Por eso me parece grave que se califique de “traidores a la patria” a los legisladores que se oponen a una modificación constitucional. Los argumentos, explicaciones y posicionamientos políticos que se sustentan en uno o en otro sentido son públicos y permiten a los electores juzgar o calificar si nuestros representantes votaron a favor o en contra de nuestros intereses, pero esta dinámica forma parte de la democracia.
La obsesión por el poder autocrático es una realidad que se presenta en varias partes del mundo. Moisés Naím escribió en su obra “La revancha de los poderosos” que Polonia, India, Bolivia y Estados Unidos han tenido líderes con la intención de afianzarse en el poder tratando de socavar los controles que se los impide, desde la prensa libre y crítica, la independencia de los tribunales y, en general, destruir cualquier mecanismo que constituya un impedimento para gobernar sin restricciones. El autor advierte, por ejemplo, que el principal populista nacionalista estadounidense está tramando su regreso al poder.
Un gobierno autócrata somete al parlamento, a los jueces, a los gobiernos estatales, reprime a los medios de comunicación y ajusta las leyes a sus planes para conservar el poder. En la actualidad, estas características para ejercer el poder afortunadamente son inconstitucionales. La influencia del pensamiento del filósofo Rousseau están vigentes en nuestra Constitución, pues los valores más importantes contra el poder político son la libertad y la igualdad. Debemos participar en las decisiones que competen al bien común, no ser sometidos a algún tipo de opresión y, desde luego, no caer en la posibilidad objetiva de ser dominados por la voluntad de una sola persona.

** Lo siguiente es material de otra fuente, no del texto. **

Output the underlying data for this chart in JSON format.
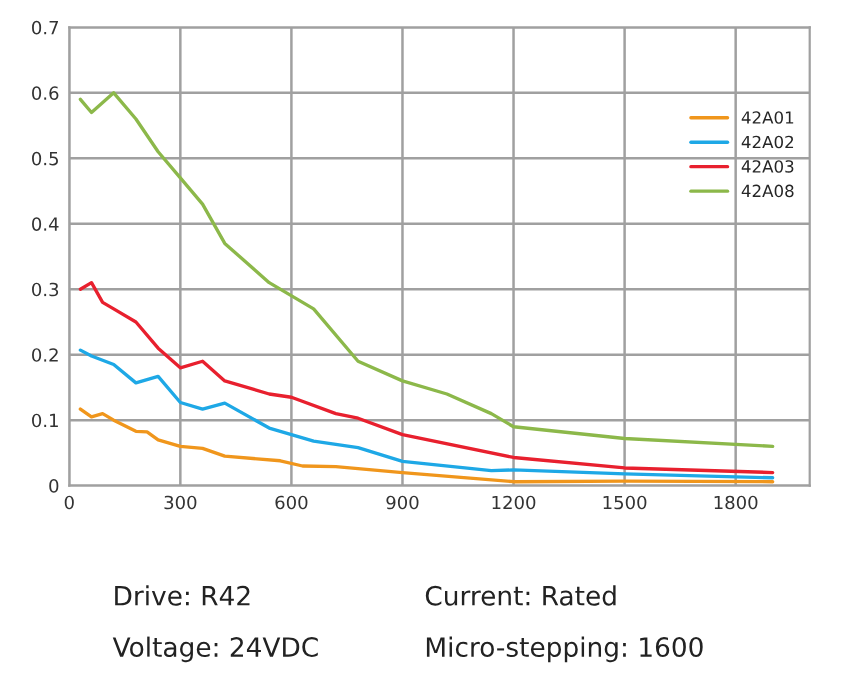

La propuesta política de Rousseau se estableció en el artículo 39 de la Constitución Política de los Estados Unidos mexicanos, el cual señala que “la soberanía nacional reside esencial y originariamente en el pueblo”, por consiguiente, los legisladores tienen el poder de dictar las leyes y el pueblo, es decir, nosotros, el deber de participar, opinar y exigir que nuestros representantes del poder legislativo, estudien, discutan, aprueben las leyes que permitan construir un México más moderno, más incluyente, más justo.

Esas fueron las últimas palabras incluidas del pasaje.